Изменить размер шрифта - +
Родственники все были в России. И к двадцати годам я была где угодно в России, я видела кедровые орешки мешками. Мешками! А не десять штучек в пакетике на полке супермаркета по цене десяти гектаров земли в Сибири. Но дальше Татарбунарского района Одесской области по УССР не путешествовала. Ну, кроме Киева. В Киеве были розы и каштаны – на Крещатике. А белые грибы на Крещатике не росли. На Андреевском спуске грибы тоже не росли. В мастерской моего дедушки-дядюшки художника грибы тоже не росли, а если и росли – то отнюдь не белые. Этот увядший член союза художников СССР прославился тем, что в течение десяти лет не выходил из своей мастерской. Он ел там. Спал там. И особенно – пил там. В одном и том же халате. Так, по крайне мере, гласило семейное предание. Однажды я была в его мастерской. С папой. Папа пил с ним. А я бродила по помещению, захламлённому очень и очень интересными штуками. В мастерской пахло очень разнообразно. Резко и затхло. Солнцем и пылью. Телами и колбасой. Чем-то едким и даже чем-то осклизлым. Осклизлых запахов было много. Мне было лет пять, я всё ещё не расчленяла жизнь. Но, кажется, именно тогда учуяла, как пахнут высокомерие, величественная лень, убеждённость в собственной гениальности и надрывный трагизм удобной обиды. Эти запахи пёрли в мой ольфакторный тракт изо всех закутков и уголков этой чудесной, прекраснейшей пещеры. Дядюшку-дедушку звали Спартак. Как ни пыталась вспомнить его фамилию – не смогла. В семье вся та сторона прозывалась по женской русской папиной линии – Евдокимовы. Но Евдокимова в девичестве была его жена. Так что пахла его мастерская верно: художником без фамилии. И он действительно был в халате в тот единственный раз, когда я его видела.

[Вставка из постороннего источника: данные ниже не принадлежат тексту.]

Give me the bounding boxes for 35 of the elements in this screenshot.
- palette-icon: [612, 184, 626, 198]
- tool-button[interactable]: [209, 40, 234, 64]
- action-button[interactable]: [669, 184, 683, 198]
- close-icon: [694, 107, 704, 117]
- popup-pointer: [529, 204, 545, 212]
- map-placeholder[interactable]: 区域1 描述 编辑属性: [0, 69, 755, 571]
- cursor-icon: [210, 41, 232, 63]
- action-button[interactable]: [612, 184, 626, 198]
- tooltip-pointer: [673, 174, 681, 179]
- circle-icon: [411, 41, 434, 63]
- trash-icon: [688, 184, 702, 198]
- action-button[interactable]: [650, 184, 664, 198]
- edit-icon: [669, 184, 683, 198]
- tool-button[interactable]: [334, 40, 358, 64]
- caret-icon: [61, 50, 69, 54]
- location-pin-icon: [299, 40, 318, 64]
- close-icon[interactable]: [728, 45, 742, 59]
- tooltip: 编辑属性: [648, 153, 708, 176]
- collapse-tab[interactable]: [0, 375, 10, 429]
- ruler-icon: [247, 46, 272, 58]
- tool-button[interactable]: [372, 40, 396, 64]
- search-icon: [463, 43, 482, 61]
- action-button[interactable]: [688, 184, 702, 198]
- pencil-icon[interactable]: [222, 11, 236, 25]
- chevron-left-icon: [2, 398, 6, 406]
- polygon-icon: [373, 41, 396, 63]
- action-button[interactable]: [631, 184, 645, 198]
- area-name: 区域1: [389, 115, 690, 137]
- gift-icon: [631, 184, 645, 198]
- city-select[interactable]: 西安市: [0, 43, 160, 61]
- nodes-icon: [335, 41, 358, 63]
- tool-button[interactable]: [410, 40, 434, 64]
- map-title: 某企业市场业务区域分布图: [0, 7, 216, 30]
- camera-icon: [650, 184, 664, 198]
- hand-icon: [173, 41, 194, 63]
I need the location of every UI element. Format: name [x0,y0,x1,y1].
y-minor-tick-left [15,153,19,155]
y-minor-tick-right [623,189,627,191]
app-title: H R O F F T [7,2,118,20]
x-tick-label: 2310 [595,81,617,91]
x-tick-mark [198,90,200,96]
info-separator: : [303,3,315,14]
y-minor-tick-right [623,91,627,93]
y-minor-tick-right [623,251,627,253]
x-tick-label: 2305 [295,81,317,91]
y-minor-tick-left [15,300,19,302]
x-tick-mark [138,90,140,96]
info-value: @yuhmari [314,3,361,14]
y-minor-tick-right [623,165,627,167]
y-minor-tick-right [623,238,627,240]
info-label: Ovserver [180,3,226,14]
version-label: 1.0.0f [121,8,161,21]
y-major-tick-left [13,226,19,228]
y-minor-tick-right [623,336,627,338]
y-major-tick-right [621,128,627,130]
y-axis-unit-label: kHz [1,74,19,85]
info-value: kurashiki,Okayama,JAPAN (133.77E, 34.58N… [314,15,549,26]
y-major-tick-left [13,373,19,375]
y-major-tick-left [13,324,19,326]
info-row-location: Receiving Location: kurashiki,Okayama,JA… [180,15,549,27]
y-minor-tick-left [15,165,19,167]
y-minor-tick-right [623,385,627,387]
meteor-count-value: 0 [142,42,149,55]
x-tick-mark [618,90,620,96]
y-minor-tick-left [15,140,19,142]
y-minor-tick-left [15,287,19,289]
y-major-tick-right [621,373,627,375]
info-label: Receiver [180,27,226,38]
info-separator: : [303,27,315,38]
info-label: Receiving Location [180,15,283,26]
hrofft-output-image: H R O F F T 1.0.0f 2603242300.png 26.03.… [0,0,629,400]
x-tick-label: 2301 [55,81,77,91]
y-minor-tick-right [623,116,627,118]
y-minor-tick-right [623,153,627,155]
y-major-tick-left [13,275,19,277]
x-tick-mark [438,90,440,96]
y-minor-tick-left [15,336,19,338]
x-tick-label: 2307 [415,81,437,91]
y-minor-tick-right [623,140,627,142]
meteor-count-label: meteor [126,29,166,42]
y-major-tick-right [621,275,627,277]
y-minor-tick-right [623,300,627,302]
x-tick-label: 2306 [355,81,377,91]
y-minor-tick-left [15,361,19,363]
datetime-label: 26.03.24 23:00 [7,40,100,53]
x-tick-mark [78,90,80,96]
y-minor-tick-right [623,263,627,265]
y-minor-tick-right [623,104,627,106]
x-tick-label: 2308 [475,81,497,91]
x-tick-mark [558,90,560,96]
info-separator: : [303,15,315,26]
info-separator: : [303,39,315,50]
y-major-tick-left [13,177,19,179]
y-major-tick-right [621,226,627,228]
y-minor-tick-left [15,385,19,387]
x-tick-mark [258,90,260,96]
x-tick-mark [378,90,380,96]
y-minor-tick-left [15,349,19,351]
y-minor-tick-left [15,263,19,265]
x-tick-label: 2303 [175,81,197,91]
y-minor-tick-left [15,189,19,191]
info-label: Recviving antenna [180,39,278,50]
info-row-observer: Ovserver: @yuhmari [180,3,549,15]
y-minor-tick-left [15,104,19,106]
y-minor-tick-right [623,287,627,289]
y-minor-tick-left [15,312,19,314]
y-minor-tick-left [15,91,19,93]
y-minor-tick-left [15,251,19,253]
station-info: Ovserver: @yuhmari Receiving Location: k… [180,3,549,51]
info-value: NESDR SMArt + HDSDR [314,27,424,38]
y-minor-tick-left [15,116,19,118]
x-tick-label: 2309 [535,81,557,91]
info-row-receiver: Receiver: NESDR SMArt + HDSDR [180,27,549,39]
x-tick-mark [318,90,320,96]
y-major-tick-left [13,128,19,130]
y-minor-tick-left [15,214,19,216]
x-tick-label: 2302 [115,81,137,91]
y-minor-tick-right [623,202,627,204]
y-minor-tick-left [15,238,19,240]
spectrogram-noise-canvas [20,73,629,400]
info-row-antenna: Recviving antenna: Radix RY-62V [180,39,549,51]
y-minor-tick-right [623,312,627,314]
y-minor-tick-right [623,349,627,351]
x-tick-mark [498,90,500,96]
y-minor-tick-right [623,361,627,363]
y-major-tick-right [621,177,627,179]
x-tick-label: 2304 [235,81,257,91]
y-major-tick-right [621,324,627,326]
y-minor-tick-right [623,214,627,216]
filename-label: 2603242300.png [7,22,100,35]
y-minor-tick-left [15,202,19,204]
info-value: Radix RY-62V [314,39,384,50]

И в юношеском моём Киеве было много роз и каштанов, запахов и звуков. Но белых грибов не было.
Поэтому одно из мощнейших откровений моей юности: на Украине есть грибы! Белые грибы. Хоть косой коси в Винницкой области. Вот там я впервые – в уже расчленяющем вкус жизни на вкусы еды, вкус в одежде, вкус в любви и ненависти и прочие вкусы – возрасте попробовала суп из белых грибов. Причём суп, приготовленный в чугунке, в печи, всё как положено. Это было удивительно. Если бы не одно «но». Вся та еда, которую я попробовала в юности, в крохотном селе под Хмельником, имела сквозной, подавляющий всё привкус. Он был в картошке, в жареных пирожках, в холодце… Во всём! Да, это было сало. Всепобеждающее всеобъемлющее сало. «Это же сколько желчи должны гнать их несчастные гепатоциты!» – восторженно прикинула я. К тому моменту уже освоившая курсы нормальной и патологической физиологии. Даже в нехитром десерте – что-то на манер не то киселя, не то ягодного желе, – мне чудился привкус сала. Разумеется, это был всего лишь крахмал. Но он был картофельный. А мои рецепторы в течение первой недели пребывания в оазисе аутентичной Украины уже навсегда связали любой из компонентов картофеля со свиным салом. В Одессе моего детства было два способа жарить: на сливочном масле; и на растительном. Были и свои табу. Уже в юности я, например, услыхала от своей собственной приятельницы и одногруппницы еврейки грозный рык:
– Ты чего яичницу по-жидовски жаришь!
Она зашла ко мне в гости, в коммуну на Свердлова угол Розы Люксембург, у меня в запасе было два яйца, никакого масла не было вовсе, ну я и свистнула с кухонного стола ответственной квартиросъёмщицы немного масла из чумазой бутылки. Жуткого жареного подсолнечного масла, которое по мнению иных одесских хозяюшек давало «аромат и вкус» салатам. А как по мне – так убивало всё насмерть похлеще того винницкого сала.
Одно на другое, пятое на десятое – долгое время грибы были как-то за бортом моей кухни. Пока меня первый раз не усадили в машину и не привезли в Северную Карелию. Когда я в эйфории и безумном ажиотаже ещё на подъезде к точке пыталась собрать букет подосиновиков и подберёзовиков, местный егерь, курящий отнюдь не табак, с усмешкой сказал мне:
– Карелы это не берут!
А потом я увидала северокарельские белые грибы.